Many poems address others, and several are written to fellow poets. In “Exile,” for Ilya Kaminsky, she writes: “If you return now, it will not be as a being visible to others, and when you walk past, it will not be as if a man had passed, but rather as if someone had remembered something long forgotten and wondered why.”

“Fisherman” concerns exile, too, and is also written for Kaminsky. In it, an ice fisherman floats on a patch of ice as the Neva thaws around him.

“Once one goes into exile, one lives with exile regardless of how beautifully one adapts to the new country, as Ilya has, or the new language, the new being. You are born again when you come into exile,” she said.

“Ilya has talked to me a great deal about exile, and what I have learned from him is that it is an irrevocable state. He will always be on the bridge between Ukraine and the United States.”

Daniel Simko, who translated Georg Trakl and his book Autumn Sonata, is another poet she addresses. He was her best friend for many years. “But he never thought his poetry was ready for publication. He was reticent; he wanted to revise more,” Carolyn said. “So his friends and I had to assemble his manuscript and publish it posthumously.”

She and Simko once took a trip together to the former Czechoslovakia, where both of their families originated. “Daniel and I had taken another journey in the early spring of 1990, after the Velvet Revolution in Czechoslovakia,” she recalled.

“Daniel came from the same town as my family, and we decided to go back to Slovakia by way of the bridge that crosses from Vienna to Bratislava. I was going to find my great-aunt, who was still alive, and Daniel was going to find his books and jazz records that were left in an attic in Bratislava.”

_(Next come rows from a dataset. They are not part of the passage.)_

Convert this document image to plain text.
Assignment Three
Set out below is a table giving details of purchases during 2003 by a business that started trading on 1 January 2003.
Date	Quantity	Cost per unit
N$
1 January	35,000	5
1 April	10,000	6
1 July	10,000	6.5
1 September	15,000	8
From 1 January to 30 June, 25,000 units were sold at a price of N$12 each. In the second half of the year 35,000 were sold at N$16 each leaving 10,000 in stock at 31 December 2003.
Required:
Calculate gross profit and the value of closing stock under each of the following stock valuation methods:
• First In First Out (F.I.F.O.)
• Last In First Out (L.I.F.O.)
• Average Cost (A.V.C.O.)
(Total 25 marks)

Her poem “Last Bridge” describes this experience. It’s addressed to a woman in Simko’s life and includes a story from his childhood. When the Warsaw Pact invaded Czechoslovakia in 1968, Simko and some friends — they were about 11 years old — turned the street signs around so that the Soviet military would get lost.

“Elegy to an Unknown Poet” is about Simko translating Trakl, and “The Lost Suitcase” concerns a bag of books lost at the beginning of their trip. “After he died, I wrote about that suitcase, and the suitcase became larger because it became a speculation on what the suitcase, in a larger sense, contained. And it’s an elegy.”

One of the most memorable poems in the collection is “The Boatman,” written in the voice of a taxi driver who once steered a boat of refugees escaping Aleppo. It begins:

We were thirty-one souls all, he said, on the gray-sick of sea
In a cold rubber boat, rising and falling in our filth.
By morning this didn’t matter, no land was in sight,
All were soaked to the bone, living and dead.

The poem comes from a series of conversations she had with a cab driver in Milwaukee. “He kept picking me up randomly,” she told me. “It was always snowing when we were talking, and after he brought me to the hotel where I was staying, we’d just sit there with the engine running, talking, talking, talking. Eventually, everything came out. And on our last trip together, he said, ‘I hope you will write this.’”

Carolyn Forché is a poet of witness, bearing witness to the experience of others, but she rarely writes about herself. Even her memoir, What You Have Heard Is True, is primarily about Leonel Gómez Vides, the human-rights activist who took her to El Salvador.

Two poems in the book are written for him. They are hard to read and hard to shake. "I know that I write in a culture in the United States where how people feel — and what they personally think and feel — is very important. I understand that I’m swimming against a current there. I really [am] from an earlier time where people weren’t quite that eager to share personal material.

“I feel very protective of my intimate life,” she explained. “It’s not for the world. But I hope that enough of me comes through with the language. I feel I am trying to write into the world.”

Amanda Holmes Duffy, author of the novel I Know Where I Am When I’m Falling, is a book-club facilitator for Fairfax County Public Library and hosts the weekly podcast “Read Me a Poem” for the American Scholar.